The highly concerning findings, published today in the journal Science, show that up until 2009 the region was stable, but since then ice has been shed into the ocean at a rate of 60 cubic km – 55 trillion litres of water – every year, and there is no sign of it letting up.
“To date, the glaciers added roughly 300 cubic km of water to the ocean.

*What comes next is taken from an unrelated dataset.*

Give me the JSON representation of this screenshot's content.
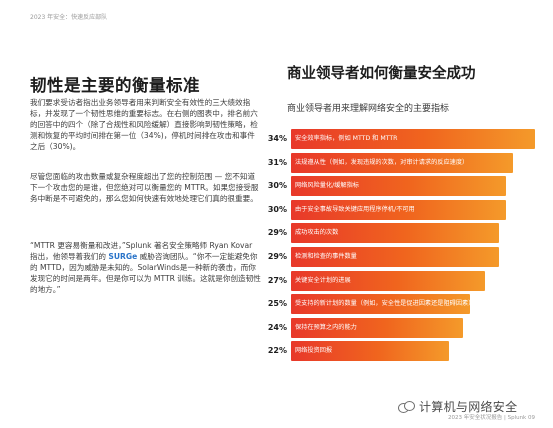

That’s the equivalent of the volume of nearly 350,000 Empire State Buildings combined,” explained Dr Bert Wouters, study lead author and a Marie Curie fellow at the UK’s University of Bristol.
The cause for this ice loss is, according to the researchers, warming oceanic temperatures, which themselves are a result of the depletion of the ozone layer and climate change.

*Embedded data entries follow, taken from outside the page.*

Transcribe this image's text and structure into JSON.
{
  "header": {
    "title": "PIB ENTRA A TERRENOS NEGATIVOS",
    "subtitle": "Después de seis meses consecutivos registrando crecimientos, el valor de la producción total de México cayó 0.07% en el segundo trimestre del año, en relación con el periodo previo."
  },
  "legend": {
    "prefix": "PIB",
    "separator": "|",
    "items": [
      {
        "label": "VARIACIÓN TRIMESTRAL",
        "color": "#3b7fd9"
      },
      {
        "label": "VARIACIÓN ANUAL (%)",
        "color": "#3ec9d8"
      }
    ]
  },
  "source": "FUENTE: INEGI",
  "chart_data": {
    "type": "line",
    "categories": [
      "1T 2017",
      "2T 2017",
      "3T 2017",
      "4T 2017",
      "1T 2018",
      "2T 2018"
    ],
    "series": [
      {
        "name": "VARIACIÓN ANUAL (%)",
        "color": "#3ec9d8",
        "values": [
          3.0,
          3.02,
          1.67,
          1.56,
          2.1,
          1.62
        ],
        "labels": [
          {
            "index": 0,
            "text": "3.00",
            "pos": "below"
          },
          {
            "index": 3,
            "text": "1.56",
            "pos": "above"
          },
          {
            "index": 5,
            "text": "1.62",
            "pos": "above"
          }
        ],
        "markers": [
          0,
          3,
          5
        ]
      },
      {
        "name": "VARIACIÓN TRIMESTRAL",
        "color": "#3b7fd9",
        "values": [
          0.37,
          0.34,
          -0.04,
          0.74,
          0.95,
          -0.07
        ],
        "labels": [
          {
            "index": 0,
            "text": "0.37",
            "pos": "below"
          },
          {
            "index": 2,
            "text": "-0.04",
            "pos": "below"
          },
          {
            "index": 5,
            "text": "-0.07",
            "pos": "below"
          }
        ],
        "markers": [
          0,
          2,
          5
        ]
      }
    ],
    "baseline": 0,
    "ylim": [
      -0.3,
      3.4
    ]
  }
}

Not only is the scale of the ice loss significantly contributing to global sea level rise, but it is causing minor changes to the Earth’s gravity field, according to measurements by the Gravity Recovery and Climate Experiment (GRACE).

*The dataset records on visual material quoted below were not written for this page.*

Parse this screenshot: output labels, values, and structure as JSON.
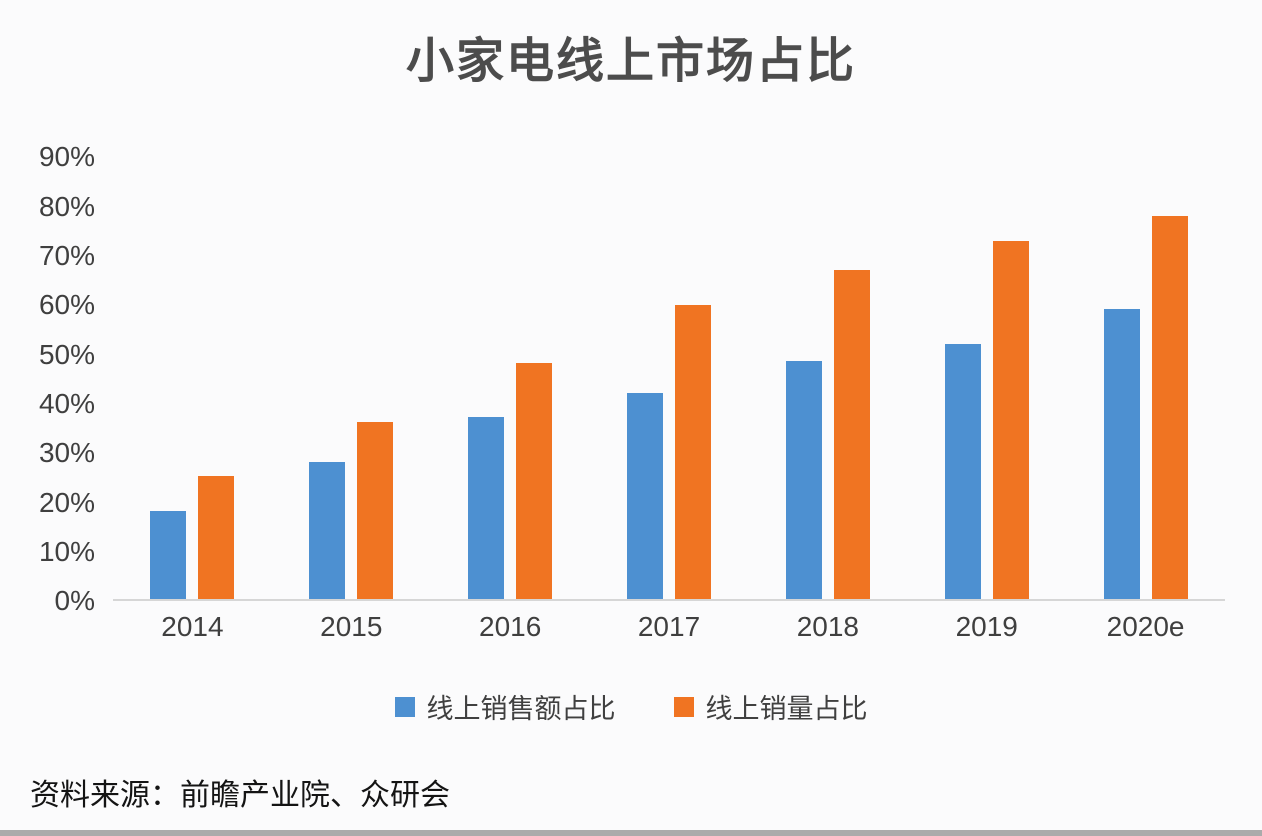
{
  "title": "小家电线上市场占比",
  "source": "资料来源：前瞻产业院、众研会",
  "colors": {
    "series_blue": "#4D90D1",
    "series_orange": "#F07422",
    "axis_line": "#D6D6D6",
    "title_text": "#4C4C4C",
    "tick_text": "#3F3F3F",
    "bottom_strip": "#ABABAB"
  },
  "chart_data": {
    "type": "bar",
    "title": "小家电线上市场占比",
    "categories": [
      "2014",
      "2015",
      "2016",
      "2017",
      "2018",
      "2019",
      "2020e"
    ],
    "series": [
      {
        "name": "线上销售额占比",
        "color": "#4D90D1",
        "values": [
          18,
          28,
          37,
          42,
          48.5,
          52,
          59
        ]
      },
      {
        "name": "线上销量占比",
        "color": "#F07422",
        "values": [
          25,
          36,
          48,
          60,
          67,
          73,
          78
        ]
      }
    ],
    "xlabel": "",
    "ylabel": "",
    "ylim": [
      0,
      90
    ],
    "yticks": [
      "0%",
      "10%",
      "20%",
      "30%",
      "40%",
      "50%",
      "60%",
      "70%",
      "80%",
      "90%"
    ],
    "grid": false,
    "legend_position": "bottom"
  }
}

The findings have come as a shock to the scientists, due to the previous stability of the ice sheet in this area.
“The fact that so many glaciers in such a large region suddenly started to lose ice came as a surprise to us,” said Wouters. “It shows a very fast response of the ice sheet: in just a few years the dynamic regime completely shifted.”
Over the last few decades, a warming climate has resulted in stronger and more aggressive westerly winds around Antarctica, which have pushed the Southern Ocean’s warm waters towards the pole.
The scientists believe that six years ago the ice sheet passed a critical point that resulted in the ice loss, as a result of these warm waters depleting the floating ice shelves from below.
“It appears that sometime around 2009, the ice shelf thinning and the subsurface melting of the glaciers passed a critical threshold which triggered the sudden ice loss,” explained Wouters.
“However, compared to other regions in Antarctica, the Southern Peninsula is rather understudied, exactly because it did not show any changes in the past, ironically.”
The changes were observed using a European Space Agency satellite, the CryoSat-2, which is designed to sense ice remotely.
Located 700km above the Earth’s surface, the satellite sends a radar pulse to the ice, which reflects it back to detectors on the satellite. By measuring the time the pulse takes to travel, the scientists are able to precisely determine the elevation of the ice surface and detect how much of it had been lost.
The measurements, which spanned over half a decade, showed that some areas of the glaciers were dropping by a whopping 4m every year.
However, there is no indication at present that the ice loss will stop any time soon.
A large portion of the ice is located on bedrock below the sea level, which deepens further inland, and there are fears that the warm water will continue to move inland, increasing the area that has melted.
To know for sure, the scientists plan to up the research so that far more data is collected.
“A detailed knowledge of the geometry of the local ice shelves, the ocean floor topography, ice sheet thickness and glacier flow speeds are crucial to tell how much longer the thinning will continue,” added Wouters.